From Koszalin we again headed back up towards the coast and then further west. The landscape subtly changes as you go this way, with villages appearing more neat, farms more prosperous. The typical set-up is a farmhouse, flanked by two barns, a style I have seen before in eastern parts of Germany. It was to one of these that we headed for another three night stay. Agnieszka was horrified to learn it was the house of the sołtys - the village chief if you like - but he seemed ok, busy as he was with the beetroot pickers, potato harvesters and road marking workmen who were also staying there.
Compared to Rekowo, the room was lovely apart from the incredible smell of Old Spice. The source of this was a plug-in 'air freshener' but the place reeked of middle-aged man. We were grateful, however, for this a day later when they decided to empty their cess pit and a stink of a different kind pervaded the room. Until then I unplugged it and we tried not to breathe. In the bathroom, the function of the bowl under the sink became obvious once you ran the tap and 75% of the water dripped into it. Someone, surely not a plumber, had tried to fix the leak using a cement but apart from making it look messy, it hadn't stopped a drop. The kitchen, across the yard, we had to share with all the workers, but it was functional enough to cook a bit of pasta and soup, although we had to keep hold of our dishes and pan in case someone walked off with them. Breakfast was taken in the room because it was so much less hassle.
Our first trip took us up to Pobierowo, another deserted summer-only town with a fantastic white sandy beach. The sun shone, the wind had dropped and the walk along the beach was lovely, topped off by a huge flock of cranes flying overhead, possibly heading to Wolin and the lakes there, or the river area around Szczecin. We never found out where they landed but it was fantastic to see them gliding across the blue sky, calling intermittently to each other.

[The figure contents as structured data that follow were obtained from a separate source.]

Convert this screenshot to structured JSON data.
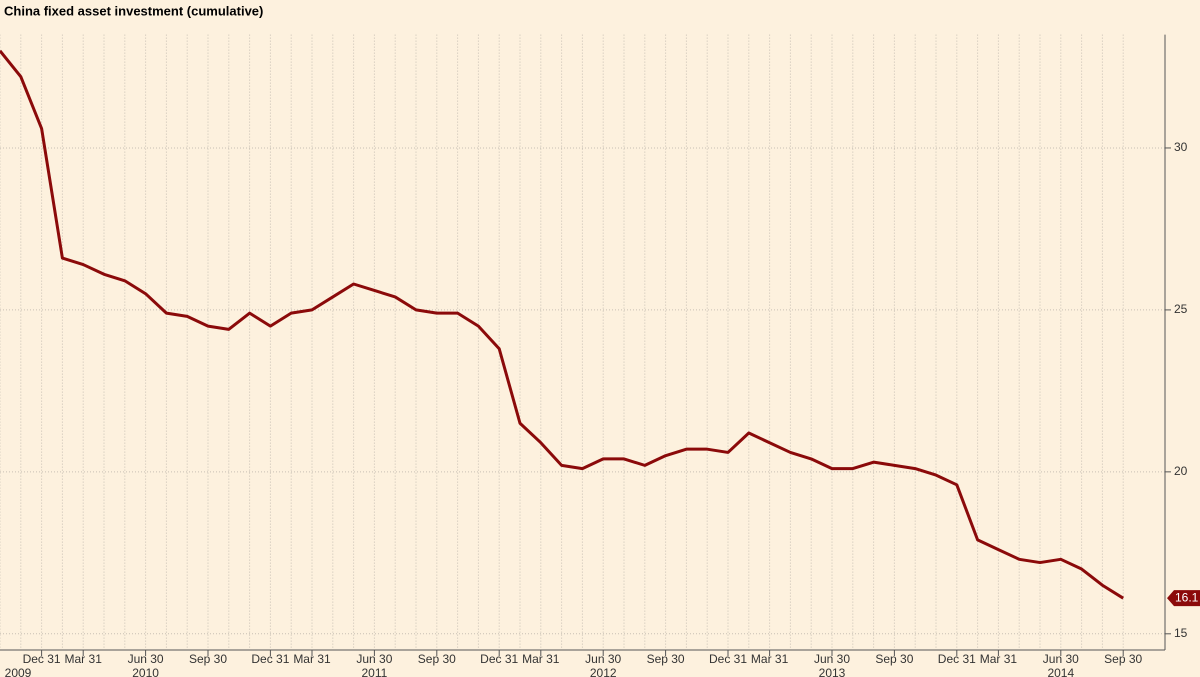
{
  "chart_data": {
    "type": "line",
    "title": "China fixed asset investment (cumulative)",
    "x": [
      "2009-10-31",
      "2009-11-30",
      "2009-12-31",
      "2010-02-28",
      "2010-03-31",
      "2010-04-30",
      "2010-05-31",
      "2010-06-30",
      "2010-07-31",
      "2010-08-31",
      "2010-09-30",
      "2010-10-31",
      "2010-11-30",
      "2010-12-31",
      "2011-02-28",
      "2011-03-31",
      "2011-04-30",
      "2011-05-31",
      "2011-06-30",
      "2011-07-31",
      "2011-08-31",
      "2011-09-30",
      "2011-10-31",
      "2011-11-30",
      "2011-12-31",
      "2012-02-29",
      "2012-03-31",
      "2012-04-30",
      "2012-05-31",
      "2012-06-30",
      "2012-07-31",
      "2012-08-31",
      "2012-09-30",
      "2012-10-31",
      "2012-11-30",
      "2012-12-31",
      "2013-02-28",
      "2013-03-31",
      "2013-04-30",
      "2013-05-31",
      "2013-06-30",
      "2013-07-31",
      "2013-08-31",
      "2013-09-30",
      "2013-10-31",
      "2013-11-30",
      "2013-12-31",
      "2014-02-28",
      "2014-03-31",
      "2014-04-30",
      "2014-05-31",
      "2014-06-30",
      "2014-07-31",
      "2014-08-31",
      "2014-09-30"
    ],
    "series": [
      {
        "color": "#8b0a0a",
        "values": [
          33.0,
          32.2,
          30.6,
          26.6,
          26.4,
          26.1,
          25.9,
          25.5,
          24.9,
          24.8,
          24.5,
          24.4,
          24.9,
          24.5,
          24.9,
          25.0,
          25.4,
          25.8,
          25.6,
          25.4,
          25.0,
          24.9,
          24.9,
          24.5,
          23.8,
          21.5,
          20.9,
          20.2,
          20.1,
          20.4,
          20.4,
          20.2,
          20.5,
          20.7,
          20.7,
          20.6,
          21.2,
          20.9,
          20.6,
          20.4,
          20.1,
          20.1,
          20.3,
          20.2,
          20.1,
          19.9,
          19.6,
          17.9,
          17.6,
          17.3,
          17.2,
          17.3,
          17.0,
          16.5,
          16.1
        ]
      }
    ],
    "show_last_value": true,
    "ylim": [
      14.5,
      33.5
    ],
    "yticks": [
      15,
      20,
      25,
      30
    ],
    "grid": true,
    "xticks": [
      {
        "value": "2009-12-31",
        "label": "Dec 31"
      },
      {
        "value": "2010-03-31",
        "label": "Mar 31"
      },
      {
        "value": "2010-06-30",
        "label": "Jun 30"
      },
      {
        "value": "2010-09-30",
        "label": "Sep 30"
      },
      {
        "value": "2010-12-31",
        "label": "Dec 31"
      },
      {
        "value": "2011-03-31",
        "label": "Mar 31"
      },
      {
        "value": "2011-06-30",
        "label": "Jun 30"
      },
      {
        "value": "2011-09-30",
        "label": "Sep 30"
      },
      {
        "value": "2011-12-31",
        "label": "Dec 31"
      },
      {
        "value": "2012-03-31",
        "label": "Mar 31"
      },
      {
        "value": "2012-06-30",
        "label": "Jun 30"
      },
      {
        "value": "2012-09-30",
        "label": "Sep 30"
      },
      {
        "value": "2012-12-31",
        "label": "Dec 31"
      },
      {
        "value": "2013-03-31",
        "label": "Mar 31"
      },
      {
        "value": "2013-06-30",
        "label": "Jun 30"
      },
      {
        "value": "2013-09-30",
        "label": "Sep 30"
      },
      {
        "value": "2013-12-31",
        "label": "Dec 31"
      },
      {
        "value": "2014-03-31",
        "label": "Mar 31"
      },
      {
        "value": "2014-06-30",
        "label": "Jun 30"
      },
      {
        "value": "2014-09-30",
        "label": "Sep 30"
      }
    ],
    "year_labels": [
      {
        "value": "2009-10-31",
        "label": "2009"
      },
      {
        "value": "2010-06-30",
        "label": "2010"
      },
      {
        "value": "2011-06-30",
        "label": "2011"
      },
      {
        "value": "2012-06-30",
        "label": "2012"
      },
      {
        "value": "2013-06-30",
        "label": "2013"
      },
      {
        "value": "2014-06-30",
        "label": "2014"
      }
    ]
  }
}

In the middle of town we found this place, trying to cover all angles and cater for every type of customer, whether they want drink, food or entertainment and dancing. Some people obviously can't cope with the plethora of choices, as the graffiti in the bottom left corner shows; the frustration apparent in the crude sentiments expressed...
Further along the coast, and part of the poorly-signed Wolin National Park, is a stretch of cliff described by the guide as 'unique along this coast, except for one other near Gdynia'. On a damp and rainy day there wasn't much to see, but it was nice to get out of the car and wander along through the trees to a wartime look-out post and viewpoint. Apart from the sound of the sea, far below, and the wind rustling the leaves of the trees, there was pretty much no sound and it made me think how lonely sentry duty must have been here.
Back in Wilczkowo we took a turn around the pond, where silver fish jumped in the evening glow and little dogs barked with a volume out of all proportion to their size. Most of the farms and buildings seem to be used and looked after, with only one or two in need of repair, and there was easy access to the forest where once again we went on a mushroom hunt. It became more and more difficult to dry any we found as, with the weather warming slightly, the heating got switched off.
A typical barn and conker tree. Because conkers are inedible and schoolkids go to school to learn and not whack lumps out of each other's knuckles, there are always piles of conkers on the floor around these trees, plenty of which made their way back to England.
Foraging in the forest.
A perfect specimen, picked and eaten (or occasionally dried) in under two hours. Smaczne!